Certainly, the condition of Florida's housing markets had to influence this decision, and the new CEOs have a mandate to grow Rutenberg's franchise network to justify their positions. The firm's housing revenues dropped to $385.6 million in 2007, from a peak of $492 million the previous year, even though the average sale price escalated from $677,685 in 2006 to $864,600 in 2007. (It now stands at just under $1 million in 2008.) Still, homes closed dropped precipitously from 726 in 2006 to 446 last year. Even so, Rutenberg is climbing Professional Builder's Giant 400 rankings — from No. 78 in 2006 to No. 63 this year.

But the decision to grow the company actually pre-dates the Florida housing slump. “In October of 2005, just coincidentally the month the market crashed, Art promoted us to co-CEOs and declared that he's now the non-executive chairman of the company,” Hanrahan recalls. “But he told us he retains 'unlimited meddling rights,' and he's keeping his word.”
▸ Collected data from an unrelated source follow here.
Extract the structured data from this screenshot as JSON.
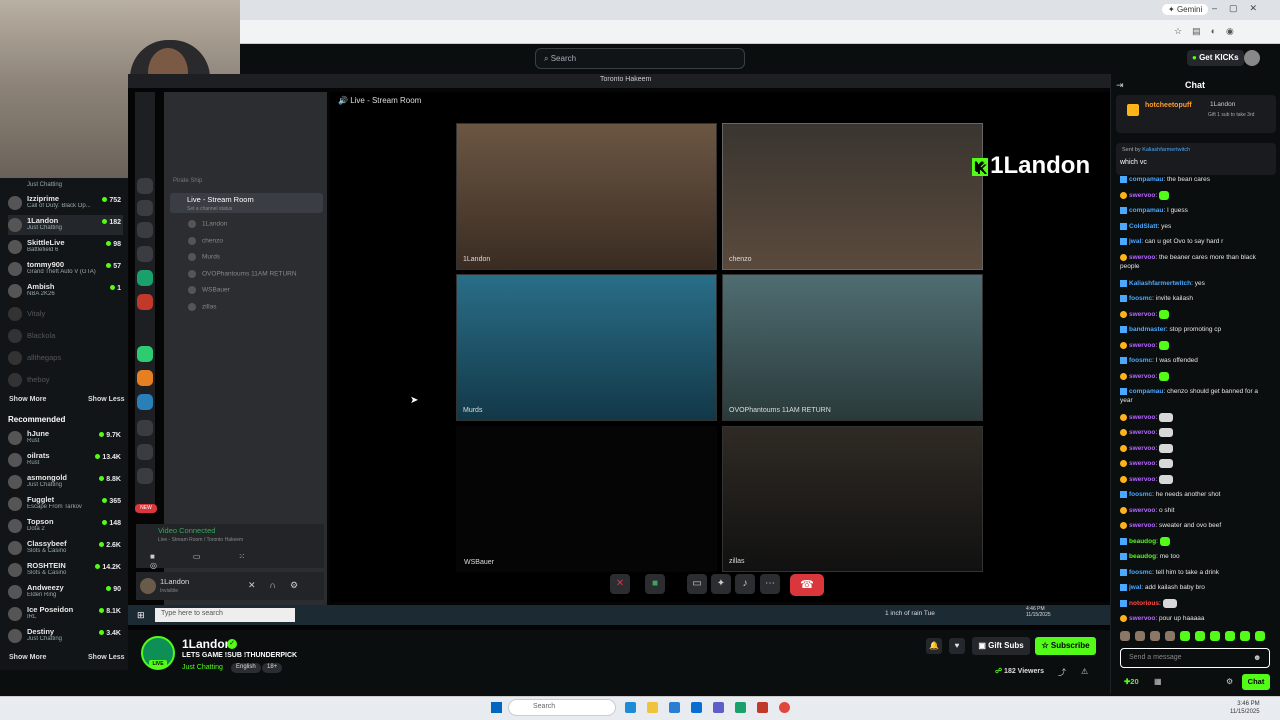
{
  "browser": {
    "gemini_label": "Gemini"
  },
  "site": {
    "search_placeholder": "Search",
    "get_kicks": "Get KICKs"
  },
  "sidebar": {
    "channels": [
      {
        "name": "Izziprime",
        "game": "Call of Duty: Black Op...",
        "viewers": "752"
      },
      {
        "name": "1Landon",
        "game": "Just Chatting",
        "viewers": "182"
      },
      {
        "name": "SkittleLive",
        "game": "Battlefield 6",
        "viewers": "98"
      },
      {
        "name": "tommy900",
        "game": "Grand Theft Auto V (GTA)",
        "viewers": "57"
      },
      {
        "name": "Ambish",
        "game": "NBA 2K26",
        "viewers": "1"
      }
    ],
    "top_category": "Just Chatting",
    "offline": [
      "Vitaly",
      "Blackola",
      "allthegaps",
      "theboy"
    ],
    "show_more": "Show More",
    "show_less": "Show Less",
    "recommended_title": "Recommended",
    "recommended": [
      {
        "name": "hJune",
        "game": "Rust",
        "viewers": "9.7K"
      },
      {
        "name": "oilrats",
        "game": "Rust",
        "viewers": "13.4K"
      },
      {
        "name": "asmongold",
        "game": "Just Chatting",
        "viewers": "8.8K"
      },
      {
        "name": "Fugglet",
        "game": "Escape From Tarkov",
        "viewers": "365"
      },
      {
        "name": "Topson",
        "game": "Dota 2",
        "viewers": "148"
      },
      {
        "name": "Classybeef",
        "game": "Slots & Casino",
        "viewers": "2.6K"
      },
      {
        "name": "ROSHTEIN",
        "game": "Slots & Casino",
        "viewers": "14.2K"
      },
      {
        "name": "Andweezy",
        "game": "Elden Ring",
        "viewers": "90"
      },
      {
        "name": "Ice Poseidon",
        "game": "IRL",
        "viewers": "8.1K"
      },
      {
        "name": "Destiny",
        "game": "Just Chatting",
        "viewers": "3.4K"
      }
    ]
  },
  "discord": {
    "window_title": "Toronto Hakeem",
    "stage_title": "Live - Stream Room",
    "server_name": "Pirate Ship",
    "room_name": "Live - Stream Room",
    "room_status": "Set a channel status",
    "voice_users": [
      "1Landon",
      "chenzo",
      "Murds",
      "OVOPhantoums 11AM RETURN",
      "WSBauer",
      "zillas"
    ],
    "new_badge": "NEW",
    "tiles": [
      "1Landon",
      "chenzo",
      "Murds",
      "OVOPhantoums 11AM RETURN",
      "WSBauer",
      "zillas"
    ],
    "vc_connected": "Video Connected",
    "vc_sub": "Live - Stream Room / Toronto Hakeem",
    "user_name": "1Landon",
    "user_status": "Invisible",
    "taskbar_search": "Type here to search",
    "weather": "1 inch of rain Tue",
    "time": "4:46 PM",
    "date": "11/15/2025"
  },
  "overlay_name": "1Landon",
  "chat": {
    "title": "Chat",
    "pinned_user": "hotcheetopuff",
    "pinned_target": "1Landon",
    "pinned_note": "Gift 1 sub to take 3rd",
    "sent_by_label": "Sent by",
    "sent_by_user": "Kaliashfarmertwitch",
    "sent_msg": "which vc",
    "messages": [
      {
        "user": "compamau",
        "text": "the bean cares",
        "color": "#4aa8ff"
      },
      {
        "user": "swervoo",
        "text": "",
        "color": "#b565ff",
        "emote": "green"
      },
      {
        "user": "compamau",
        "text": "I guess",
        "color": "#4aa8ff"
      },
      {
        "user": "ColdSlatt",
        "text": "yes",
        "color": "#4aa8ff"
      },
      {
        "user": "jwal",
        "text": "can u get Ovo to say hard r",
        "color": "#4aa8ff"
      },
      {
        "user": "swervoo",
        "text": "the beaner cares more than black people",
        "color": "#b565ff"
      },
      {
        "user": "Kaliashfarmertwitch",
        "text": "yes",
        "color": "#4aa8ff"
      },
      {
        "user": "foosmc",
        "text": "invite kailash",
        "color": "#4aa8ff"
      },
      {
        "user": "swervoo",
        "text": "",
        "color": "#b565ff",
        "emote": "green"
      },
      {
        "user": "bandmaster",
        "text": "stop promoting cp",
        "color": "#4aa8ff"
      },
      {
        "user": "swervoo",
        "text": "",
        "color": "#b565ff",
        "emote": "green"
      },
      {
        "user": "foosmc",
        "text": "I was offended",
        "color": "#4aa8ff"
      },
      {
        "user": "swervoo",
        "text": "",
        "color": "#b565ff",
        "emote": "green"
      },
      {
        "user": "compamau",
        "text": "chenzo should get banned for a year",
        "color": "#4aa8ff"
      },
      {
        "user": "swervoo",
        "text": "",
        "color": "#b565ff",
        "emote": "grey"
      },
      {
        "user": "swervoo",
        "text": "",
        "color": "#b565ff",
        "emote": "grey"
      },
      {
        "user": "swervoo",
        "text": "",
        "color": "#b565ff",
        "emote": "grey"
      },
      {
        "user": "swervoo",
        "text": "",
        "color": "#b565ff",
        "emote": "grey"
      },
      {
        "user": "swervoo",
        "text": "",
        "color": "#b565ff",
        "emote": "grey"
      },
      {
        "user": "foosmc",
        "text": "he needs another shot",
        "color": "#4aa8ff"
      },
      {
        "user": "swervoo",
        "text": "o shit",
        "color": "#b565ff"
      },
      {
        "user": "swervoo",
        "text": "sweater and ovo beef",
        "color": "#b565ff"
      },
      {
        "user": "beaudog",
        "text": "",
        "color": "#53fc18",
        "emote": "green"
      },
      {
        "user": "beaudog",
        "text": "me too",
        "color": "#53fc18"
      },
      {
        "user": "foosmc",
        "text": "tell him to take a drink",
        "color": "#4aa8ff"
      },
      {
        "user": "jwal",
        "text": "add kailash baby bro",
        "color": "#4aa8ff"
      },
      {
        "user": "notorious",
        "text": "",
        "color": "#ff4a4a",
        "emote": "grey"
      },
      {
        "user": "swervoo",
        "text": "pour up haaaaa",
        "color": "#b565ff"
      }
    ],
    "input_placeholder": "Send a message",
    "points": "20",
    "chat_button": "Chat"
  },
  "streamer": {
    "name": "1Landon",
    "title": "LETS GAME !SUB !THUNDERPICK",
    "category": "Just Chatting",
    "tags": [
      "English",
      "18+"
    ],
    "gift_subs": "Gift Subs",
    "subscribe": "Subscribe",
    "viewers": "182 Viewers",
    "live_badge": "LIVE"
  },
  "windows": {
    "search": "Search",
    "time": "3:46 PM",
    "date": "11/15/2025"
  },
  "colors": {
    "kick_green": "#53fc18",
    "hangup_red": "#da373c",
    "discord_green": "#3ba55c"
  }
}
Art Rutenberg has not taken any six-week vacations, says Alan Weiner. “He does travel a lot,” Weiner laughs, “but it's mostly road trips to visit the franchises, to see how they're using the services we provide. His most important role right now is quality control. He delves into different areas of our operations and looks at every aspect of that department's operations. In a down market, he wants to use the opportunity we have to get better at everything we do. His knows this company inside out. He wants us to come out of this downturn a better company.”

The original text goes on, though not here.